E o quarto jogo? Flávio emplacou três contra o Pombinhos, de Laranjeiras. Que saudade do Flávio! Pena ter ido para o vestiário mais cedo, assim como Gabriel e o incontestável líder Salvador. O oportunista Xanduca deixou mais três na quinta vitória, essa de 4 a 0, no Instituto de Pesquisas da Marinha. O time jogava por música e aos poucos foi despertando a atenção e conquistando mais torcedores. No sexto embate, final da chave, no campo 4, Hugo chegou atrasado porque precisou levar mulher e filhos na casa dos sogros. Furioso, entrou no lugar de Nilo quando estava 0 a 0 e marcou três nos 6 a 0 contra o Cobras do Leblon. Alguém precisava pagar o pato! No jogo seguinte, mais unzinho nos 3 a 2 em cima do Unidos do Aterro. Hora da semifinal contra a Associação Cultural e Recreativa do Amazonas! O Capri perdia por 2 a 1 e faltando cinco minutos a torcida se retirou, arrasada. Mas no último minuto, o inesperado. Hugo bateu o escanteio na cabeça de Rabelo. Golaço!!! Nos pênaltis, Arthur converteu os três e a muralha Augusto defendeu um.
– Santa Teresa desabou quando soube que estávamos na final!!! – lembrou ele.

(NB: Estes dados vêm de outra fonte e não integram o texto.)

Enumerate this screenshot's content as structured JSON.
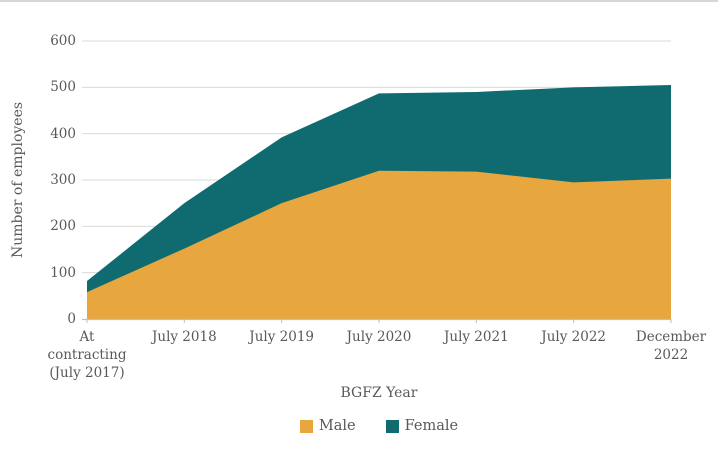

E que final! O Alvarinho, de Botafogo, era um timaço! Mas a rapaziada do Capri estava mais unida do que nunca! O adversário fez 2 a 0. Reverter o placar era uma missão praticamente impossível, mas não para eles. Numa bola cruzada, Xanduca subiu entre os zagueiros e cabeceou para descontar. Jaú, o zagueirão, segurava a pressão, Hugo, Tony e Reynaldo jogaram demais e o presidente do Capri, Leopoldo Rodrigues, tremia sem parar. A torcida empurrava o time e numa confusão na área a bola bateu, por acaso, no calcanhar de Xanduca e entrou. Explosão geral! Nos pênaltis, Arthur fez todos nas duas séries de três e o time de Santa Teresa sagrou-se o primeiro campeão do Aterro. Teve desfile em carro aberto, foguetório e cervejada no Armazém do Seu Gegório até anoitecer.
– Fica perto da baliza – pediu Tabach.
No fim da sessão de fotos, Hugo, emocionado, cruzou o parque e, olhos fechados, ainda ouvia os gritos de “é campeão”.